Preyesh Karsan, left, Paul Leung, Kanan Shah, Brendan Corney, Alice Qiu and the rest of the program’s participants are expected to release their findings and recommendations by April. (Michelle Siu/The Globe and Mail)

By contrast, the Business Innovation Hub is small scale and requires labour-intensive discussions between the school and employers to think through the proposed collaboration. Still, Dr. Murphy expects five to seven companies to take part in the program this fall. “Like many of the employers I deal with in Toronto, they want to get their culture to be more innovative,” he says.

One differentiating feature of the hub program is that Ryerson students are recruited from across campus, not just the business school, on the basis of academic performance, community engagement and career aspirations.

“The more flavour you can have from various disciplines, the better the diversity of thought on the teams,” says Dr. Murphy. “We match them with actual employees of a certain organization and you get them working autonomously on the major issues facing that organization.”

Another unusual feature is the relationship between students and company employees as peers.

Brendan Corney, a third-year environmental biology major at Ryerson, has first-hand experience with both co-op models. Last year, in a conventional placement, he reported to a manager on an assigned task.

Brendan Corney, right, with fellow program participant Aliyah Dawood, is enthusiastic about the hub model to expand experiential learning outside the classroom. ‘Hopefully, this will set the standard for what a co-op experience can be for a student,’ he says. (Michelle Siu/The Globe and Mail)

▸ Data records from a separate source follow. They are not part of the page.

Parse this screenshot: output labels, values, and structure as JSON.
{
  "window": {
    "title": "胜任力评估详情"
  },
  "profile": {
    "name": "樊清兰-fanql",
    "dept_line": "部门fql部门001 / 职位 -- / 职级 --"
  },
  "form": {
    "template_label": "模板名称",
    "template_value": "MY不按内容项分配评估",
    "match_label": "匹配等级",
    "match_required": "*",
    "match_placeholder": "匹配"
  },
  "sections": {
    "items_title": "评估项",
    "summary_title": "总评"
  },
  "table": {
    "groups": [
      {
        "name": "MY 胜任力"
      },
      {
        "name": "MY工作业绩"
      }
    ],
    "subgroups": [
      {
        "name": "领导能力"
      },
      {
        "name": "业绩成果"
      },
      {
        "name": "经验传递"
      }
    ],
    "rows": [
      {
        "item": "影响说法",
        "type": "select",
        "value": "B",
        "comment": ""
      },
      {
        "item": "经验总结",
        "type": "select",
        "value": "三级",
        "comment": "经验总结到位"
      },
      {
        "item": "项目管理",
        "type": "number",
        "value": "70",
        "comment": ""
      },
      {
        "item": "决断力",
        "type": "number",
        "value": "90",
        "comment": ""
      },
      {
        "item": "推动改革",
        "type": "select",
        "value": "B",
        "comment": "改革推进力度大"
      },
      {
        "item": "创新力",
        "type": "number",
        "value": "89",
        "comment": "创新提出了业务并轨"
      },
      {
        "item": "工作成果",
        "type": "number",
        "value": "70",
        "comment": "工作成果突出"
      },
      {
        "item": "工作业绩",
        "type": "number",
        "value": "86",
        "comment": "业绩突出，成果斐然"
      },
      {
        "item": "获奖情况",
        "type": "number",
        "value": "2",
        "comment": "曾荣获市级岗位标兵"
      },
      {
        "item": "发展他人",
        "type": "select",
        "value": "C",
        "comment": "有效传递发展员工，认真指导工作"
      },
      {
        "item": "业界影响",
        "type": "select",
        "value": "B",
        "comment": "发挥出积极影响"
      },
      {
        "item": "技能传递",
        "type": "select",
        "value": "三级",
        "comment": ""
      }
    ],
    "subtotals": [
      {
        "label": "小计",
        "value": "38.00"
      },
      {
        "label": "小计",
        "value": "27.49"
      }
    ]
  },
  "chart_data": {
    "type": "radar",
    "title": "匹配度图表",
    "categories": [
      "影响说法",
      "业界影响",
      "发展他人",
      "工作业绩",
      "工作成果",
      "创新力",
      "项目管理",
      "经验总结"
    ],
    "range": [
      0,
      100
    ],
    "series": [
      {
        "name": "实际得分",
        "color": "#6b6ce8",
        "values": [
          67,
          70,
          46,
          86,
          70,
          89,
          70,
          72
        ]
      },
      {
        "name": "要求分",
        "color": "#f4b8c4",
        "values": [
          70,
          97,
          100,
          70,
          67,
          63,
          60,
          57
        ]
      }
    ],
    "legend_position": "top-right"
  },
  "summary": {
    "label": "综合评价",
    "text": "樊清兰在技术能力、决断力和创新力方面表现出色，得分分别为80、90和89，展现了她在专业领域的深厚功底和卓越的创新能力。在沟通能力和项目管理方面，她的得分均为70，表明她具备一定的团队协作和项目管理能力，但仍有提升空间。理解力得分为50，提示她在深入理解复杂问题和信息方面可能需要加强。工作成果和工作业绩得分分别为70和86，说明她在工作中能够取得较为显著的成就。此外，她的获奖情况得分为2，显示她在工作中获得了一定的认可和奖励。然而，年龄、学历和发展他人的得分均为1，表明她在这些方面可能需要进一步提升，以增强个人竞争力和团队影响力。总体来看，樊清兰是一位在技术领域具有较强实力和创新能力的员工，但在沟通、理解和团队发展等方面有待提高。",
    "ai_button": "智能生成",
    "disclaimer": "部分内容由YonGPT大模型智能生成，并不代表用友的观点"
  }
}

But as a student member of the hub at CIBC Mellon, he says, “I get to collaborate with these experienced professionals as a peer rather than as a student-supervisor pairing.”

He adds: “It has been really great to have that level of mutual respect. When we all sit around the table in the morning, it is 10 people working together; it is not five students and five professionals.”

Sarah El-Bahrawi, a senior fund accountant with CIBC Mellon, says she jumped at the chance to take part in what she describes as “a great learning opportunity.” Only a few weeks into the hub’s operation, she says she is impressed by the diversity of ideas brought to the table. Aside from working with students, she says the project provides her with a chance to network with CIBC Mellon employees beyond her own unit.

By April, the team of Ryerson students and CIBC Mellon employees present their findings and recommendations to senior officials of CIBC Mellon and Ryerson.

“My hope is that it will be an incredible business case and that we look at it and say, this is exactly where we want to move this organization, and we then proceed to follow through on that business case,” says Mr. Anton.

Dr. Murphy is equally optimistic.

“They will end up tackling financial technology challenges that are specific to [CIBC Mellon],” he says. “But we are hoping that the lens they bring to that will be much broader because they have started from a place of thinking about the consumer as the end goal rather than the company as the starting point.”

As a student, Mr. Corney is enthusiastic about the hub model to expand experiential learning outside the classroom. “Hopefully, this will set the standard for what a co-op experience can be for a student,” he says.